Triestina-Vicenza: il "Derby del Rincaro" e la crisi del patto sociale tra club e città
Di fronte a un debito milionario e a una stagione sportiva tormentata, la società sceglie la via del sovrapprezzo per l'ultimo atto al Rocco. Ma può un rincaro di 7 euro salvare i conti, o rischia solo di spezzare definitivamente il legame con la piazza?
– Sabato sera il "Nereo Rocco" non ha…
| Redazione sport | Serie C
Di fronte a un debito milionario e a una stagione sportiva tormentata, la società sceglie la via del sovrapprezzo per l'ultimo atto al Rocco. Ma può un rincaro di 7 euro salvare i conti, o rischia solo di spezzare definitivamente il legame con la piazza?

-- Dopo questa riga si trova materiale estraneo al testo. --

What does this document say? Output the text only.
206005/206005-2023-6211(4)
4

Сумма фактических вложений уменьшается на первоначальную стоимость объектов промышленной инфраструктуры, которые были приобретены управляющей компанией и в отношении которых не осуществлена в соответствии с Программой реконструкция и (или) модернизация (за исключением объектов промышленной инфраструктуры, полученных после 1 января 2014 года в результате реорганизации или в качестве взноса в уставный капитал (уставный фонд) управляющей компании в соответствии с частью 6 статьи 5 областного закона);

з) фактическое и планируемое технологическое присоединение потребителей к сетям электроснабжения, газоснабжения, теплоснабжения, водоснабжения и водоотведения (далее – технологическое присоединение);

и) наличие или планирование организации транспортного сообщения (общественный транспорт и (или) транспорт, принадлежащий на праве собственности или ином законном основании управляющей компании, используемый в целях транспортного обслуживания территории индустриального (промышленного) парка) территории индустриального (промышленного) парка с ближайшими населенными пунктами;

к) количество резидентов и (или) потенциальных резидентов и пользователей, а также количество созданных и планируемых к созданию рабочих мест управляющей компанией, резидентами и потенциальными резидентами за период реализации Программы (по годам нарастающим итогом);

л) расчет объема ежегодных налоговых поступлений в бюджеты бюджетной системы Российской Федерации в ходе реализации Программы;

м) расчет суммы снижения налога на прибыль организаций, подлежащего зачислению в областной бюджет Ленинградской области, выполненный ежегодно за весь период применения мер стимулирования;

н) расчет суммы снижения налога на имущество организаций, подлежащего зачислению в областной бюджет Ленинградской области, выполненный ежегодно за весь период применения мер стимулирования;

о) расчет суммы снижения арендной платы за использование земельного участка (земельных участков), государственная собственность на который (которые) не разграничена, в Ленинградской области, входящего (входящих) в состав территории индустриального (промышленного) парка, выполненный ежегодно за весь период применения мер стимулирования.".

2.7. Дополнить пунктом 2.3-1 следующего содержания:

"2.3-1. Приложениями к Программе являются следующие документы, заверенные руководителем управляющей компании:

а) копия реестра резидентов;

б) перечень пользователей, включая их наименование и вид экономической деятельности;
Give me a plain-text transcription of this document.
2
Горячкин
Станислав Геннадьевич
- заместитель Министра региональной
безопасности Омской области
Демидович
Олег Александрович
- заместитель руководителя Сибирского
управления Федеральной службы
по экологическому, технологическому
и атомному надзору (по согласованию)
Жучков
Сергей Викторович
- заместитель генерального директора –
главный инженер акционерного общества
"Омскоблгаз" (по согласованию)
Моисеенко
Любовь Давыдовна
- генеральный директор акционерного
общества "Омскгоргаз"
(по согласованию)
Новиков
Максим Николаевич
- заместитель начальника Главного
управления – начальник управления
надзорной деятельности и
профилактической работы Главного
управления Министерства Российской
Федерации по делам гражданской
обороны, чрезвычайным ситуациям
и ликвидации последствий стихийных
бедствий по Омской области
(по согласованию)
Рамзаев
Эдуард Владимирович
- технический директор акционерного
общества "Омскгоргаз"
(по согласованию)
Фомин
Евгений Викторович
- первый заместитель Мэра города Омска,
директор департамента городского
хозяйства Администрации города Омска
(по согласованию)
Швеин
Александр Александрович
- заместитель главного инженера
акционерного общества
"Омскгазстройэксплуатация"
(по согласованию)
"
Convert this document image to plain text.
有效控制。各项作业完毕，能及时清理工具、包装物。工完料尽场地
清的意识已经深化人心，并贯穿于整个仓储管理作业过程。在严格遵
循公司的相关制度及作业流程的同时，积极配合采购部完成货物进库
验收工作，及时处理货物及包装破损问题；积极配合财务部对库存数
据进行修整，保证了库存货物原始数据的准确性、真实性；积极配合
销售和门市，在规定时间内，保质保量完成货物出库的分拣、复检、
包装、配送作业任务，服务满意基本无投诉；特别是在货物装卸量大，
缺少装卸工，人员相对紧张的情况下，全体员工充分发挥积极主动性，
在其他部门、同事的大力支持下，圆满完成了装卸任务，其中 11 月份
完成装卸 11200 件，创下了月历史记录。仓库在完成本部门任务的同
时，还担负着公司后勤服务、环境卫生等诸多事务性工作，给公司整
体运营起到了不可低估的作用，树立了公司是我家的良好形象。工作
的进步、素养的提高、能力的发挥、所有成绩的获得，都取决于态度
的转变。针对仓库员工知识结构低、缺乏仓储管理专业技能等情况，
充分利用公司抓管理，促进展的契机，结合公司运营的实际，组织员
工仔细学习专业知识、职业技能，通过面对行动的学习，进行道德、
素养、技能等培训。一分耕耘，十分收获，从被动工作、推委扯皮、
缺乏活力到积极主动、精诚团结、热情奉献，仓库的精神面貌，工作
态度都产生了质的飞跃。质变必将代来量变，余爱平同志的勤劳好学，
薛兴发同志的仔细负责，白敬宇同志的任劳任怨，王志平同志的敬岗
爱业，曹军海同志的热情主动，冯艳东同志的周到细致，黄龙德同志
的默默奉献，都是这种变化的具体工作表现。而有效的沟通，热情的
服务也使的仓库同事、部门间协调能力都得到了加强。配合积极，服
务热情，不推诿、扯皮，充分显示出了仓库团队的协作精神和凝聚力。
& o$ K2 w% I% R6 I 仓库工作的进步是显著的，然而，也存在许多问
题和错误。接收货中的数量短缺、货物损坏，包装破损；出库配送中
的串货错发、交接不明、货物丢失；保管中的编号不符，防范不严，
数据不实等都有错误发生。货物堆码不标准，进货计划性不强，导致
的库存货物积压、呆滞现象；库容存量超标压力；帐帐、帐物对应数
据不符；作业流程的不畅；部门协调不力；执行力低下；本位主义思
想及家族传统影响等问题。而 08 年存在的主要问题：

– Sabato sera il "Nereo Rocco" non ha ospitato soltanto l’atto conclusivo di una stagione regolare tribolata. Il derby contro il Vicenza si è trasformato, nel giro di poche ore, nel manifesto di una frattura profonda che separa la dirigenza alabardata dalla propria tifoseria. Al centro della contesa c’è una cifra specifica: "22 euro". È il costo del biglietto per la Curva Furlan, cuore pulsante del tifo triestino, solitamente a 15 euro. Un aumento del 46% che ha innescato una tempesta di polemiche immediata, spostando il focus dal campo alle scrivanie.
Sotto il profilo puramente contabile, la mossa della società appare come un tentativo di massimizzare l’incasso sfruttando un afflusso straordinario, dato che sono attesi circa 1.500 sostenitori berici. Tuttavia, la riflessione che serpeggia tra i gradoni è amara: ci si chiede se sia davvero possibile risanare un bilancio gravando per 7 euro sul biglietto di una singola partita. I numeri, in questo senso, offrono un responso inequivocabile. Un gettito extra stimabile in poche decine di migliaia di euro rappresenta poco più di una goccia in un oceano di passività. L’Unione sta infatti attraversando una crisi finanziaria senza precedenti, con costi di gestione che nell'ultimo biennio sono lievitati fino a toccare i "12 milioni di euro" – una cifra totalmente fuori scala per la Serie C – in un contesto segnato da indagini della Guardia di Finanza sulle passate gestioni e penalizzazioni che hanno trasformato il campionato in un calvario sportivo.
Se il beneficio economico risulta marginale, il danno d’immagine appare invece incalcolabile. In una stagione in cui la squadra ha faticato a trovare un’identità e la piazza ha dovuto metabolizzare repentini cambi di proprietà – dal fondo americano alle controverse dinamiche legate al mondo delle criptovalute – il sostenitore si aspettava un segnale di distensione.
Magari un "prezzo popolare" per ringraziare chi, nonostante il caos societario, non ha mai smesso di cantare. Invece è arrivata quella che molti percepiscono come la beffa finale. Il rischio concreto è che questa strategia di marketing aggressivo allontani le famiglie e i frequentatori occasionali, lasciando lo stadio spoglio proprio nel momento in cui ci sarebbe più bisogno di calore umano. Come sottolineato dai club organizzati, il messaggio che trapela è pericoloso: il tifoso non è più visto come il custode della storia, ma come un cliente da spremere nel momento del bisogno.
La questione risiede tutta nella gestione del delicato equilibrio tra il calcio inteso come business e il calcio come bene comune. Il tifoso moderno è maturo: comprende la necessità di far quadrare i conti e invoca proprietà solide capaci di ripianare i debiti, ma ciò che non accetta è essere trattato come una "soluzione d'emergenza" per tappare falle milionarie attraverso piccoli rincari sulla pelle di chi vive di pura passione. Mentre il Vicenza si presenterà al Rocco con l'entusiasmo della sua gente, Trieste s’interroga sul proprio domani. Risanare il bilancio è un dovere della società, ma ricucire il rapporto con la città è una necessità vitale. Senza il suo popolo, il calcio smette di essere un’impresa sociale e diventa solo una voce di spesa in un foglio di calcolo. Sabato sera, per molti, quei 7 euro peseranno molto più del loro semplice valore nominale.
In un calcio sempre più distante dalla propria base, il "caso Triestina" ricorda che la fedeltà non ha prezzo, ma possiede un limite invalicabile. La speranza è che la proprietà comprenda finalmente che la vera ricchezza dell’Unione non risiede nell’incasso di una singola serata, ma nel senso di appartenenza di una città intera, un patrimonio che non può essere messo a bilancio ma che rappresenta l'unico vero asset capace di garantire un futuro.